I hide behind a bush so I can look what is inside my treasures. There were a some dry food, two water bottles, one full and another one empty, a small pot full with iodo tablets, a piece of rope, gloves and five small knives.
It could had been worst.
But it could had been better. If I ration it, the food would be enough for one week, maybe more if I am lucky. The rope is good, I can tie myself to a tree and it would be safer to sleep. But the knives… even if throwing knives would be my prefer weapon, these are tiny, the blade no much longer than the palm of my hand. They can hurt if I manage to throw it with enough strength, what is an already huge if, but they are not going to be deadly unless I manage to hit some important artery. I am not that good. But is better than nothing.
I put everything into one backpack am spit on the ground until I manage to create enough mud to cover it so it became less visible from a distance. I'm glad my hair is not blonde or red, it would had been difficult to hide it, my brown hair and the uniform they gave me made me able to blend with the forest, hopefully being harder for other tributes to see me.
I found a tree that was not too simple or hard to climb and settle my "camp" there, making sure that my knot is strong and yet easy to untie if the situation ask. My tree would not be the first that other tributes are going to go to if they need shelter neither would be too troublesome to get down quickly. If I am lucky I will not see anyone in the first few days. The careers will be responsible for the entertainment. My score and even my interview was nothing noticiable for they to be headed in my direction on pourpose. I should be fine. But I can't relax.
Tomorrow I am going to find water. Now every tribute is doing this, anywhere with water is going to attract a battle. I should rest as much as I can, if I am running without direction I would get tired easily and burn all the fat I was able to gain from the last few days. This pounds can save me.

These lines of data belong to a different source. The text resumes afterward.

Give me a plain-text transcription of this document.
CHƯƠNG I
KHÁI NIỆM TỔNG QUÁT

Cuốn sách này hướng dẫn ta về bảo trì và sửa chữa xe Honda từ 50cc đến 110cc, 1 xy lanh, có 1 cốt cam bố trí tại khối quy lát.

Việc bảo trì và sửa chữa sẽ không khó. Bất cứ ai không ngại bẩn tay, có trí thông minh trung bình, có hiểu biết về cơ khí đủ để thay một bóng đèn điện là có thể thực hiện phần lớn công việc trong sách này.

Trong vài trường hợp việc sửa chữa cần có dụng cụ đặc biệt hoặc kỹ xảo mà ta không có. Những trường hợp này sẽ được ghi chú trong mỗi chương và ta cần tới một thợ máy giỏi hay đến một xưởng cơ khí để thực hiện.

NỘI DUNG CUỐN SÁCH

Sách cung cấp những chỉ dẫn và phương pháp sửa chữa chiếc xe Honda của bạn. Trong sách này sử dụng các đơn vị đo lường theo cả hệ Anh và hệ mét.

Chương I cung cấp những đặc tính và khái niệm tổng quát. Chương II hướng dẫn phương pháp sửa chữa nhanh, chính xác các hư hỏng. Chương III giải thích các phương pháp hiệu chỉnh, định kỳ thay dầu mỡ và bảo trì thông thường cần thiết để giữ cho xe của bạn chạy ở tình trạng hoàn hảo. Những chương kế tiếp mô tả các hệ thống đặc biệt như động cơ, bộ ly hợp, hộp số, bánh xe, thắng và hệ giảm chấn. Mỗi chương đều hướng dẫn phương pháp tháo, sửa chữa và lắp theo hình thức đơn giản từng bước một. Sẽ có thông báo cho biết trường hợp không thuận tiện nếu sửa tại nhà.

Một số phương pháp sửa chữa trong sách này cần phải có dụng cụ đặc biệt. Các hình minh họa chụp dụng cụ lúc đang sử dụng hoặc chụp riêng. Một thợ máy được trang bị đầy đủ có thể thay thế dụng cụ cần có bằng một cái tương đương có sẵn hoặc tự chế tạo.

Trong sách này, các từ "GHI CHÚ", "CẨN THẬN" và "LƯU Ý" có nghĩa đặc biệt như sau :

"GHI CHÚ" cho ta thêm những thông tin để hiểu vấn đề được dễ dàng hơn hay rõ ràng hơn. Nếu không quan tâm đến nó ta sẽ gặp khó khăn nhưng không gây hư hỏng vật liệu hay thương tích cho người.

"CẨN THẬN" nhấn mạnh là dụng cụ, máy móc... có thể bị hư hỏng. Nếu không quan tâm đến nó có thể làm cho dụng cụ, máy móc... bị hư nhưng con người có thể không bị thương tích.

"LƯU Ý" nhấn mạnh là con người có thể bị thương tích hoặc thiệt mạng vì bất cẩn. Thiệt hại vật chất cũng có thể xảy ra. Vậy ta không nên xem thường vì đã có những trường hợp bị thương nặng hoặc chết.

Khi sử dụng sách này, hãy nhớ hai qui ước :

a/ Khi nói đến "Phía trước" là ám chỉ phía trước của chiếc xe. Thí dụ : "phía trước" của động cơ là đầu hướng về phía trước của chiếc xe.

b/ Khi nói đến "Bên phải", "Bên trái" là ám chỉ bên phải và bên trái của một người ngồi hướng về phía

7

Because even if a typical Game last two weeks, the longest was almost two months, I doubt I would get enough sponsors to send me food for such a long time.
I was too lost in my own mind so the sound of the first cannon almost made me drop the knife I had in hands.

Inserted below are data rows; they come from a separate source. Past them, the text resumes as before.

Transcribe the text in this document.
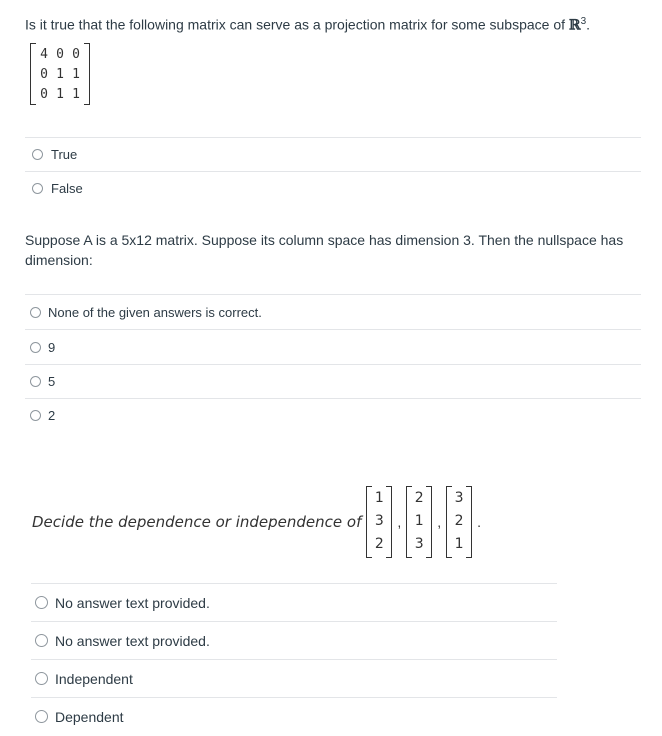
Is it true that the following matrix can serve as a projection matrix for some subspace of ℝ$^3$.
4 0 0
0 1 1
0 1 1
True
False
Suppose A is a 5x12 matrix. Suppose its column space has dimension 3. Then the nullspace has dimension:
None of the given answers is correct.
9
5
2
Decide the dependence or independence of
1
3
2
,
2
1
3
,
3
2
1
.
No answer text provided.
No answer text provided.
Independent
Dependent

Eleven cannons. Eleven teenagers met the end of their lives today. Almost half of us. Now we are thirteen. I guess this is going to an average Game than. It was not the biggest bloodbath, but certainly wasn't the smallest. If I am lucky one of the careers' faces will appear in the sky, but its better to not put my hopes up.
Is Lark one of those cannons? Is it bad if part of me wish him to be? I would be happy if he is alive, but that means it could end between us two. I would kill him if I had to and I am sure he would kill me. We are not Katniss and Peeta. But killing someone from home… someone I know the name and spent the last days living with… It leaves me with a bitter taste in my mouth.